Copyright © 2017 Qiong Shi et al. This is an open access article distributed under the Creative Commons Attribution License, which permits unrestricted use, distribution, and reproduction in any medium, provided the original work is properly cited.

Abstract

Internal attack is a crucial security problem of WSN (wireless sensor network). In this paper, we focus on the internal attack detection which is an important way to locate attacks. We propose a state transition model, based on the continuous time Markov chain (CTMC), to study the behaviors of the sensors in a WSN under internal attack.
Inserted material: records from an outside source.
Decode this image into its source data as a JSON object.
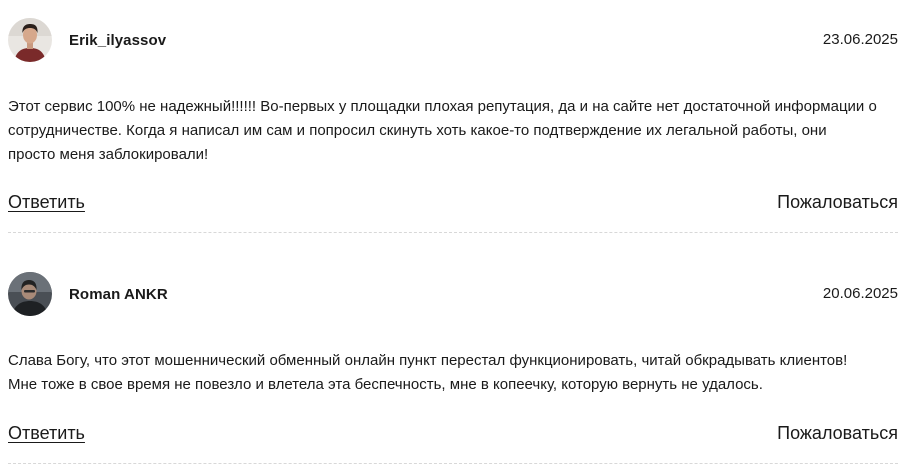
{
  "reviews": [
    {
      "username": "Erik_ilyassov",
      "date": "23.06.2025",
      "text_lines": [
        "Этот сервис 100% не надежный!!!!!! Во-первых у площадки плохая репутация, да и на сайте нет достаточной информации о",
        "сотрудничестве. Когда я написал им сам и попросил скинуть хоть какое-то подтверждение их легальной работы, они",
        "просто меня заблокировали!"
      ],
      "reply_label": "Ответить",
      "report_label": "Пожаловаться",
      "avatar_icon": "user-photo-avatar-icon"
    },
    {
      "username": "Roman ANKR",
      "date": "20.06.2025",
      "text_lines": [
        "Слава Богу, что этот мошеннический обменный онлайн пункт перестал функционировать, читай обкрадывать клиентов!",
        "Мне тоже в свое время не повезло и влетела эта беспечность, мне в копеечку, которую вернуть не удалось."
      ],
      "reply_label": "Ответить",
      "report_label": "Пожаловаться",
      "avatar_icon": "user-photo-avatar-icon"
    }
  ],
  "colors": {
    "text": "#1a1a1a",
    "divider": "#d8d8d8",
    "background": "#ffffff"
  }
}
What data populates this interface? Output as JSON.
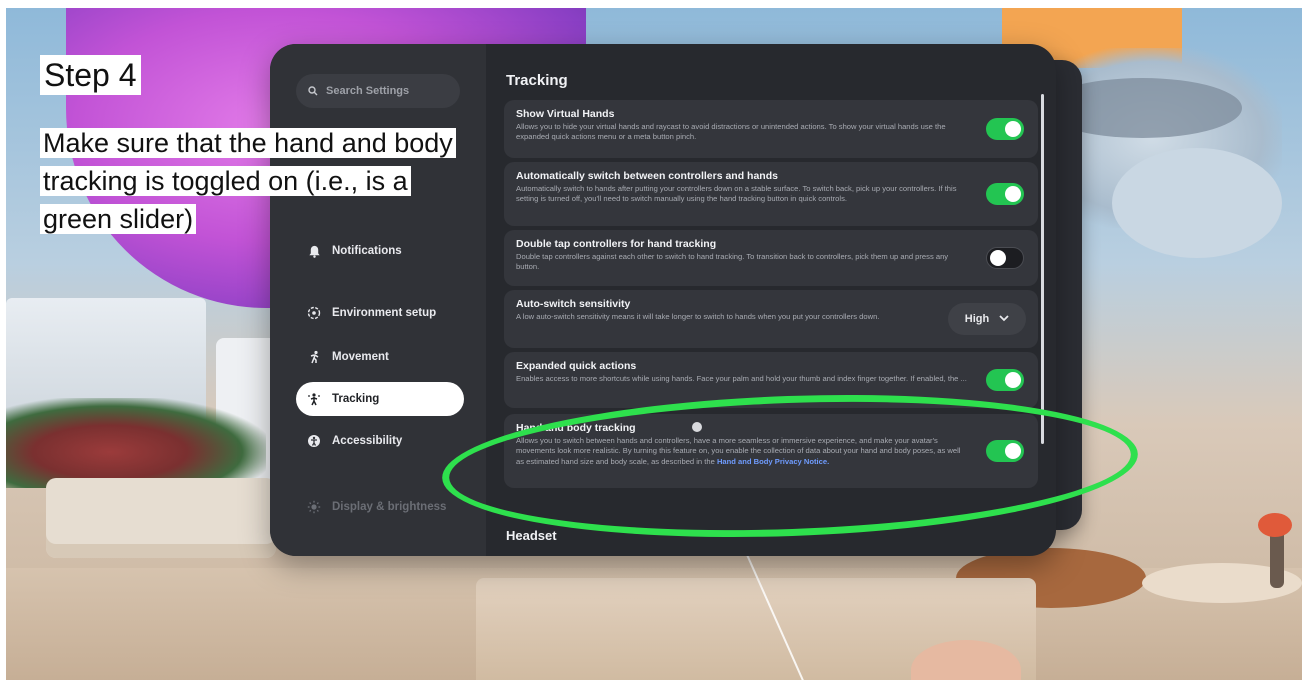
{
  "annotation": {
    "step": "Step 4",
    "instructions": "Make sure that the hand and body tracking is toggled on (i.e., is a green slider)"
  },
  "colors": {
    "toggle_on": "#23c552",
    "highlight_ring": "#2ee04d",
    "link": "#6f9cff",
    "panel_bg": "#27292e"
  },
  "sidebar": {
    "search_placeholder": "Search Settings",
    "items": [
      {
        "label": "Notifications",
        "icon": "bell-icon",
        "active": false
      },
      {
        "label": "Environment setup",
        "icon": "environment-icon",
        "active": false
      },
      {
        "label": "Movement",
        "icon": "movement-icon",
        "active": false
      },
      {
        "label": "Tracking",
        "icon": "tracking-icon",
        "active": true
      },
      {
        "label": "Accessibility",
        "icon": "accessibility-icon",
        "active": false
      },
      {
        "label": "Display & brightness",
        "icon": "brightness-icon",
        "active": false
      }
    ]
  },
  "main": {
    "section_title": "Tracking",
    "next_section_title": "Headset",
    "settings": [
      {
        "title": "Show Virtual Hands",
        "description": "Allows you to hide your virtual hands and raycast to avoid distractions or unintended actions. To show your virtual hands use the expanded quick actions menu or a meta button pinch.",
        "control": "toggle",
        "state": "on"
      },
      {
        "title": "Automatically switch between controllers and hands",
        "description": "Automatically switch to hands after putting your controllers down on a stable surface. To switch back, pick up your controllers. If this setting is turned off, you'll need to switch manually using the hand tracking button in quick controls.",
        "control": "toggle",
        "state": "on"
      },
      {
        "title": "Double tap controllers for hand tracking",
        "description": "Double tap controllers against each other to switch to hand tracking. To transition back to controllers, pick them up and press any button.",
        "control": "toggle",
        "state": "off"
      },
      {
        "title": "Auto-switch sensitivity",
        "description": "A low auto-switch sensitivity means it will take longer to switch to hands when you put your controllers down.",
        "control": "dropdown",
        "value": "High"
      },
      {
        "title": "Expanded quick actions",
        "description": "Enables access to more shortcuts while using hands. Face your palm and hold your thumb and index finger together. If enabled, the ...",
        "control": "toggle",
        "state": "on"
      },
      {
        "title": "Hand and body tracking",
        "description": "Allows you to switch between hands and controllers, have a more seamless or immersive experience, and make your avatar's movements look more realistic. By turning this feature on, you enable the collection of data about your hand and body poses, as well as estimated hand size and body scale, as described in the",
        "link": "Hand and Body Privacy Notice.",
        "control": "toggle",
        "state": "on"
      }
    ]
  }
}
Then we conduct the internal attack detection model as the epidemiological model. In this model, we explore the detection rate as the rate of a compromised state transition to a response state. By using the Bellman equation, the utility for the state transitions of a sensor can be written in standard forms of dynamic programming. It reveals a natural way to find the optimal detection rate that is by maximizing the total utility of the compromised state of the node (the sum of current utility and future utility). In particular, we encapsulate the current state, survivability, availability, and energy consumption of the WSN into an information set. We conduct extensive experiments and the results show the effectiveness of our solutions.